A economia colaborativa

Como uma semente à espera das condições certas para germinar e crescer, a semente da economia colaborativa estava a vegetar na sua forma primitiva de "self-service", que surgiu com o advento dos supermercados. Inicialmente, os supermercados que concorriam com os pequenos retalhistas ainda utilizavam empregados para encher o seu carrinho ou trolley depois de ter feito o check-out, mas a operação seria de curta duração. A partir do momento em que o consumidor pega no carrinho do hipermercado, terá de lidar com o self-service aceite até que o carrinho seja recolocado no seu lugar. Nesta fase, o consumidor individual colabora de facto com a gestão do hipermercado, mas limita-se ao consumo colaborativo (3). Na altura, não se questionava este tipo de actividade, mesmo quando se estendia à montagem de móveis em flat-pack (especialidade da multinacional Ikea). A utilização do consumidor como intermediário inconsciente do trabalho assalariado iria desabrochar no momento em que as condições objectivas para a utilização científica desta actividade pudessem ser transformadas em trabalho, sendo a palavra trabalho, neste nível de reflexão, genérica: implica trabalhadores assalariados e trabalhadores independentes, ou mesmo trabalho voluntário. As condições objectivas para o desenvolvimento científico deste trabalho desenvolver-se-ão a partir de tarefas que se tornaram suficientemente simples para serem subcontratadas ao consumidor.

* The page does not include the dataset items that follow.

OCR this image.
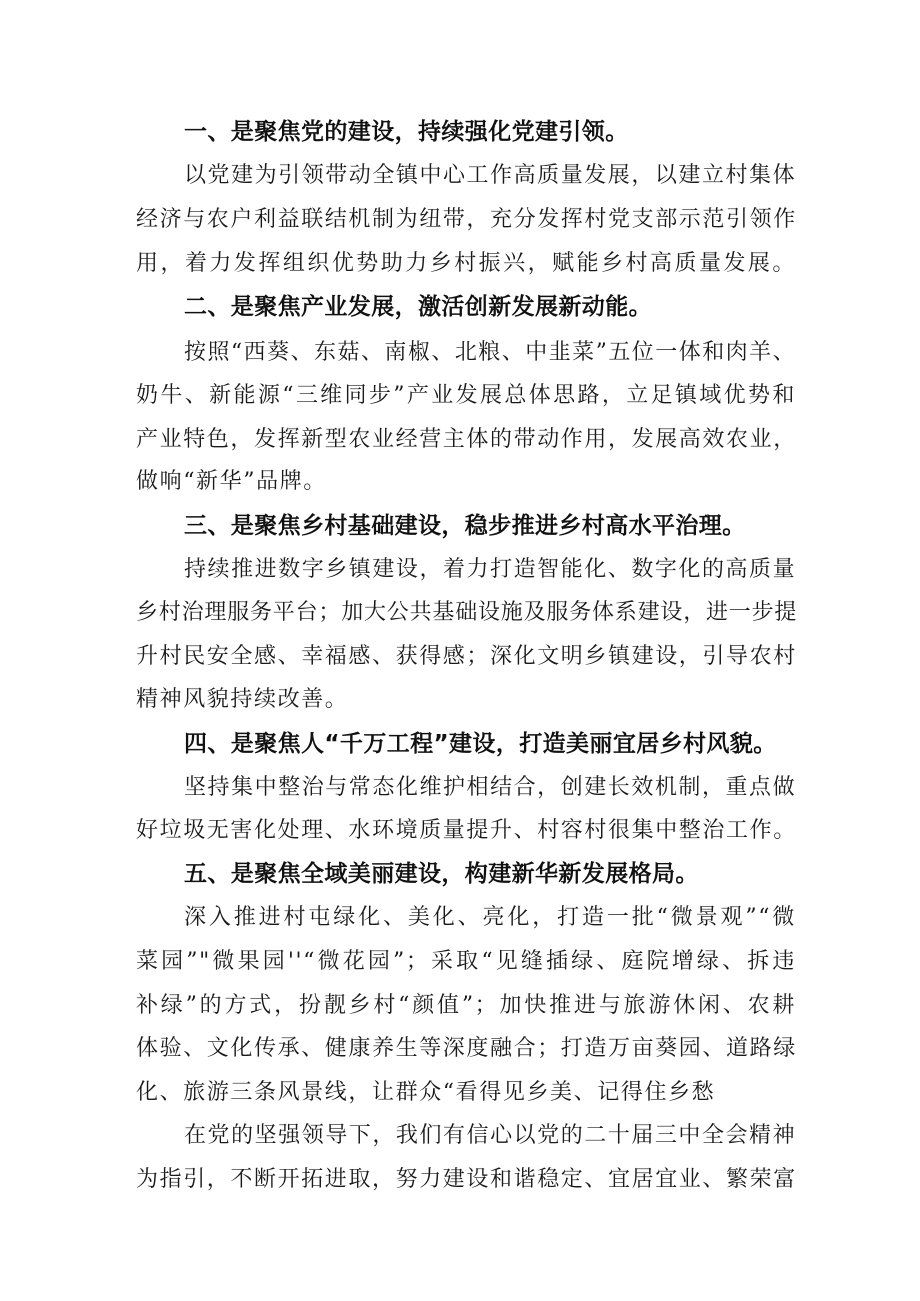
一、是聚焦党的建设，持续强化党建引领。
以党建为引领带动全镇中心工作高质量发展，以建立村集体
经济与农户利益联结机制为纽带，充分发挥村党支部示范引领作
用，着力发挥组织优势助力乡村振兴，赋能乡村高质量发展。
二、是聚焦产业发展，激活创新发展新动能。
按照“西葵、东菇、南椒、北粮、中韭菜”五位一体和肉羊、
奶牛、新能源“三维同步”产业发展总体思路，立足镇域优势和
产业特色，发挥新型农业经营主体的带动作用，发展高效农业，
做响“新华”品牌。
三、是聚焦乡村基础建设，稳步推进乡村高水平治理。
持续推进数字乡镇建设，着力打造智能化、数字化的高质量
乡村治理服务平台；加大公共基础设施及服务体系建设，进一步提
升村民安全感、幸福感、获得感；深化文明乡镇建设，引导农村
精神风貌持续改善。
四、是聚焦人“千万工程”建设，打造美丽宜居乡村风貌。
坚持集中整治与常态化维护相结合，创建长效机制，重点做
好垃圾无害化处理、水环境质量提升、村容村很集中整治工作。
五、是聚焦全域美丽建设，构建新华新发展格局。
深入推进村屯绿化、美化、亮化，打造一批“微景观”“微
菜园”"微果园''“微花园”；采取“见缝插绿、庭院增绿、拆违
补绿”的方式，扮靓乡村“颜值”；加快推进与旅游休闲、农耕
体验、文化传承、健康养生等深度融合；打造万亩葵园、道路绿
化、旅游三条风景线，让群众“看得见乡美、记得住乡愁
在党的坚强领导下，我们有信心以党的二十届三中全会精神
为指引，不断开拓进取，努力建设和谐稳定、宜居宜业、繁荣富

Foram as tecnologias da informação e da comunicação (TIC) que permitiram integrar a actividade dos consumidores nas estratégias financeiras das empresas e dos gestores. A socióloga Marie-Anne Dujarier traça um quadro edificante deste fenómeno: "Neste caso, o consumidor realiza sozinho um trabalho operacional, utilizando uma ferramenta mais ou menos "inteligente". Produzem valor para a empresa e substituem parcialmente o trabalho efectuado pelos profissionais (4).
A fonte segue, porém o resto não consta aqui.